I mean, I can remember her saying to me as a side issue, I get a lot of pain because the other side of the family, basically we’ve got Marfan Syndrome, the other side of the family. My dad was 6ft7 and I’m very tall, I have the joint hypermobility as my siblings do. So, if and subsequently, both my father and my brother have died of a ruptured aortic aneurism, so it’s definitely Marfan Syndrome. So you add in the joint hypermobility and the muscle weakness that goes with Marfan’s and MND, which means you’re losing muscle so you’re putting more strain on the muscles that you’ve got, and that adds up to pain. So I began to try to talk to her about the pain I was in and she just said, “MND is not painful.” And I’m sorry, that is again, that’s blinkers on. That’s going, “MND affects motor neurones only; it doesn’t affect sensory neurones.” That’s what she was saying.

But subsequently, I know, you know, several people with MND who I’ve met through the association who have a lot of pain. Because, you know, as you’re losing muscle, you’re sitting maybe in a lopsided position or something, you know, your head’s not on straight and it can be painful. And that’s without the joint hypermobility and tall stature that goes with Marfan’s. And she just sat there and said, “No, you don’t get… it’s nothing to do with it.” How can you say that to somebody? You’ve got to look at the whole patient.

Being on an MND research advisory group is a “two-way street”. Alison values the opportunity to connect with others and ask questions.

I’m fortunate in that I am on a motor neurone disease research advisory group. Certainly when I started as a new member of that group, it was the only motor neurone disease research advisory group in the country. And so we have quite a lot of researchers coming into the group and presenting their research, and that’s a great opportunity to ask questions, it really is. I mean, that’s how I first met the guy who is my consultant now, he came into the group to present his research. So it is a great opportunity to ask questions. It’s sometimes better than a consultation [laughs].

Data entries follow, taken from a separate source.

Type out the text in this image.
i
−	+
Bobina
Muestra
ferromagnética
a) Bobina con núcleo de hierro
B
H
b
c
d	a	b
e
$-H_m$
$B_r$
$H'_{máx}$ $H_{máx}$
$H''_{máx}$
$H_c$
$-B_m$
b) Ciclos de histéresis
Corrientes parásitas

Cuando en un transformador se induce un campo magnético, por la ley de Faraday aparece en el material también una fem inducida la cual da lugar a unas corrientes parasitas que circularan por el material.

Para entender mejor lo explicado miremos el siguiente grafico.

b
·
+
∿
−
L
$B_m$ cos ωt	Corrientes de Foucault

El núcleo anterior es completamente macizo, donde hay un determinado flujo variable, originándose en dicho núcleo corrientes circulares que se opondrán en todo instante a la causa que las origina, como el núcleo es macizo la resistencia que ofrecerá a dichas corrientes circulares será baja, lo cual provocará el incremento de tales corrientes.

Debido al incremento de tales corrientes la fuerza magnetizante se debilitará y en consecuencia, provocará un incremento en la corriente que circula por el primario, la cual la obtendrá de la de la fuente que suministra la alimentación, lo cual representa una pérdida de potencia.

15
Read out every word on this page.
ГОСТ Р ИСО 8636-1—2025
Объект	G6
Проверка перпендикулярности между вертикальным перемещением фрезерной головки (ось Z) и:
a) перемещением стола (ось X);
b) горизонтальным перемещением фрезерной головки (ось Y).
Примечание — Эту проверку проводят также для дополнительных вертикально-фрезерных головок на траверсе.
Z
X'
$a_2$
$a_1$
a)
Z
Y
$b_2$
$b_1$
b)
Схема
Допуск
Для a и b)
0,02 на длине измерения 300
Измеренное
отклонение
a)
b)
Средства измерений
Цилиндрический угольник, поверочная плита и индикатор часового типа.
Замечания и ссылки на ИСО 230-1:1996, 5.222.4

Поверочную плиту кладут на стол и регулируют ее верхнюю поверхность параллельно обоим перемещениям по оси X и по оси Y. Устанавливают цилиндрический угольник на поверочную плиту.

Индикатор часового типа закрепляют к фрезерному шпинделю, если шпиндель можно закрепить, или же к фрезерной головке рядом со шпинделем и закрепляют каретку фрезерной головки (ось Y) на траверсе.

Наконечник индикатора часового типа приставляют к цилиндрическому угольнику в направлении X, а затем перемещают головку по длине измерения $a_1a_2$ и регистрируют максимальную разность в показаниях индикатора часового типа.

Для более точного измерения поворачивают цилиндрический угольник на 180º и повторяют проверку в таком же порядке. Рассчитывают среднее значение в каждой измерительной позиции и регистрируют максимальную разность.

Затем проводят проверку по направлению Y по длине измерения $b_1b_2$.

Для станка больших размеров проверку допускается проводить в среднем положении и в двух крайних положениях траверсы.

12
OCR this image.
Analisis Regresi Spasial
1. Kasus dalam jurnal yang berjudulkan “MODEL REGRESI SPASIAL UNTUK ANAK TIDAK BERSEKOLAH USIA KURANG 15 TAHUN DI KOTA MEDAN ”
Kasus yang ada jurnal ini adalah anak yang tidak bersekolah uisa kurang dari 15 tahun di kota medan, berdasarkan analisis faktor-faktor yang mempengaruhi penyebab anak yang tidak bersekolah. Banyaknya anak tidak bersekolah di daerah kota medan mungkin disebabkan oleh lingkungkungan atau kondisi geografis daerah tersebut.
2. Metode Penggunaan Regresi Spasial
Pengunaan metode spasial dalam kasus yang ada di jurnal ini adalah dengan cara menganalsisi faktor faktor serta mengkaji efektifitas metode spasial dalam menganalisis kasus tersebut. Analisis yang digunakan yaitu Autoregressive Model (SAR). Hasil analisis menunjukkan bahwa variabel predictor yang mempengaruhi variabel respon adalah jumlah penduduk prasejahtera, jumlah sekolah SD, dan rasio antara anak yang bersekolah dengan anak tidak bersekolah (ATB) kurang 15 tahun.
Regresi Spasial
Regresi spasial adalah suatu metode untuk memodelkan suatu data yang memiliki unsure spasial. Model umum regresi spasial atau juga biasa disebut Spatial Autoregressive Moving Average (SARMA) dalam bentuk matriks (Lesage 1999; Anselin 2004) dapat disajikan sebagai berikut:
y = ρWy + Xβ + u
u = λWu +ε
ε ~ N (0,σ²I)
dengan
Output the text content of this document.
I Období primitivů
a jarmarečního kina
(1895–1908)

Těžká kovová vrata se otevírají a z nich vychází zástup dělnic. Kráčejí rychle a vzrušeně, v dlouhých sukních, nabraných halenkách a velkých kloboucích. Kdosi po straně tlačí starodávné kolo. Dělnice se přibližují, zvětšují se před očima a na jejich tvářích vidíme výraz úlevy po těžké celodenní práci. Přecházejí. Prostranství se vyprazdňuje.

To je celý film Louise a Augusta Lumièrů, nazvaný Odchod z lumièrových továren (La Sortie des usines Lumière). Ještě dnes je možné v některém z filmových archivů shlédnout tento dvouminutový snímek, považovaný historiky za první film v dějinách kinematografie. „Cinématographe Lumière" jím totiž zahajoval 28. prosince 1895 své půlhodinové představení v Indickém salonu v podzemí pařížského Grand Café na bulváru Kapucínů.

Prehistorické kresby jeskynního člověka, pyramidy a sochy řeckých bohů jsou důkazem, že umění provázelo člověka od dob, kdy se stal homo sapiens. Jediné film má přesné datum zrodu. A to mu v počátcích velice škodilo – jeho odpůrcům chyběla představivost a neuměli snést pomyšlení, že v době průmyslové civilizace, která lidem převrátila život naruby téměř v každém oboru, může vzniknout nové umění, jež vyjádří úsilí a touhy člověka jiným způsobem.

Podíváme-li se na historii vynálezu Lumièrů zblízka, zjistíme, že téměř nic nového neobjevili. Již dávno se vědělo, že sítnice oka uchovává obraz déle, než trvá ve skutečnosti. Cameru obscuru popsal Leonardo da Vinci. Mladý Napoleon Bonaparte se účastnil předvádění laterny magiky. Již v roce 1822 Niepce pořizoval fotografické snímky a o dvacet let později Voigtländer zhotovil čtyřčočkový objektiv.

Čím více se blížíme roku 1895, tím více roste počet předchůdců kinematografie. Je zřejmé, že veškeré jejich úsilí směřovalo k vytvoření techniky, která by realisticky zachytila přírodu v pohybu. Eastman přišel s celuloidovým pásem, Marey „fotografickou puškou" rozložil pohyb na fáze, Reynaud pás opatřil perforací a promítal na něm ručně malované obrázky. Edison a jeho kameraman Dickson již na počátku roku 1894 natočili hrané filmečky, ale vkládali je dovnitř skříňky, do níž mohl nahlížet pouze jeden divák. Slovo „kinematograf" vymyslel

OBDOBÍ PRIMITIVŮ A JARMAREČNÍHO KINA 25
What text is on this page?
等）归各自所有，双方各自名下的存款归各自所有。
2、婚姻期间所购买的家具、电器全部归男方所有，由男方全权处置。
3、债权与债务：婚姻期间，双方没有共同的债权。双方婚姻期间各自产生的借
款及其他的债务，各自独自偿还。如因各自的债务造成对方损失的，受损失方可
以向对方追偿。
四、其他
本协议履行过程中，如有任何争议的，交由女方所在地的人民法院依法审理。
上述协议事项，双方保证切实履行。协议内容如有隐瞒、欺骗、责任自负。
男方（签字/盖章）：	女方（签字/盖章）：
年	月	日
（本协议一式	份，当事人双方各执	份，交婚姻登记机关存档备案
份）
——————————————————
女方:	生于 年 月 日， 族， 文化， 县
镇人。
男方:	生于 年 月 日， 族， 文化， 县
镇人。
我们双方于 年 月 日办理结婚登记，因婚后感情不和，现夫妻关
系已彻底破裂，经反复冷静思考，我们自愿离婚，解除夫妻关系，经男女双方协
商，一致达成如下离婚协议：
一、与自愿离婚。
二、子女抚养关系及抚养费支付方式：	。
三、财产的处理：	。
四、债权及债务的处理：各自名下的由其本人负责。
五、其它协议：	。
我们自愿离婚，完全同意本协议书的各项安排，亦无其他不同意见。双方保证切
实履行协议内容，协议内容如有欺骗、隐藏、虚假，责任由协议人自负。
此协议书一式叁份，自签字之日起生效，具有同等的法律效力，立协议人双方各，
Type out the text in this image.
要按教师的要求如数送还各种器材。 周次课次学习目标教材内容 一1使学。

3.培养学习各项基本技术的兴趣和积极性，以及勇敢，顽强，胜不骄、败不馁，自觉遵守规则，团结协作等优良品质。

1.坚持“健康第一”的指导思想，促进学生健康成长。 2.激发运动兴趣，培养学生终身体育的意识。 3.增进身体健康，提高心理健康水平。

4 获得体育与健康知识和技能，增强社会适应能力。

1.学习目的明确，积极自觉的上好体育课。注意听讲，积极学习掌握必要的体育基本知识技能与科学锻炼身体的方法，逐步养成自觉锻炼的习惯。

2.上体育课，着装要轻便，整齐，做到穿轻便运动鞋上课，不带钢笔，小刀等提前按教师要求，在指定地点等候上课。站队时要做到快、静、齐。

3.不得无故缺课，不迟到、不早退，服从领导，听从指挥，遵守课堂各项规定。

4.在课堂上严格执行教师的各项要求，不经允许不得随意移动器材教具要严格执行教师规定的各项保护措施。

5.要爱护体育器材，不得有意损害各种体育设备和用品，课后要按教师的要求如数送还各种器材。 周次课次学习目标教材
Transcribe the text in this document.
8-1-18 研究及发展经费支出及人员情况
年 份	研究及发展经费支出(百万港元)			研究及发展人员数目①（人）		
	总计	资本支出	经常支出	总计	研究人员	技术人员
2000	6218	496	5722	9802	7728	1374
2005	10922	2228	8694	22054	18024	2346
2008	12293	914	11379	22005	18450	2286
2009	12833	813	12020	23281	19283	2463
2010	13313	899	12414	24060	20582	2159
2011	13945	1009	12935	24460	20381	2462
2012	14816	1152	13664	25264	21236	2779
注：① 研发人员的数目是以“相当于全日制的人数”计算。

So, I’ve got that facility as well, and the fact that I’m going to the group – it’s remote meetings now, unfortunately. Although I say unfortunately, I don’t know why you know, remote meetings- particularly as there are now, I think, four people on the group living with motor neurone disease - it makes sense even if they’re meeting. You know, somebody can be a remote addition to the group, or the whole group can meet remotely. And if it means it happens regularly, then I think that would be a good thing to do. But it’s a great source of information, so it’s definitely a two-way street.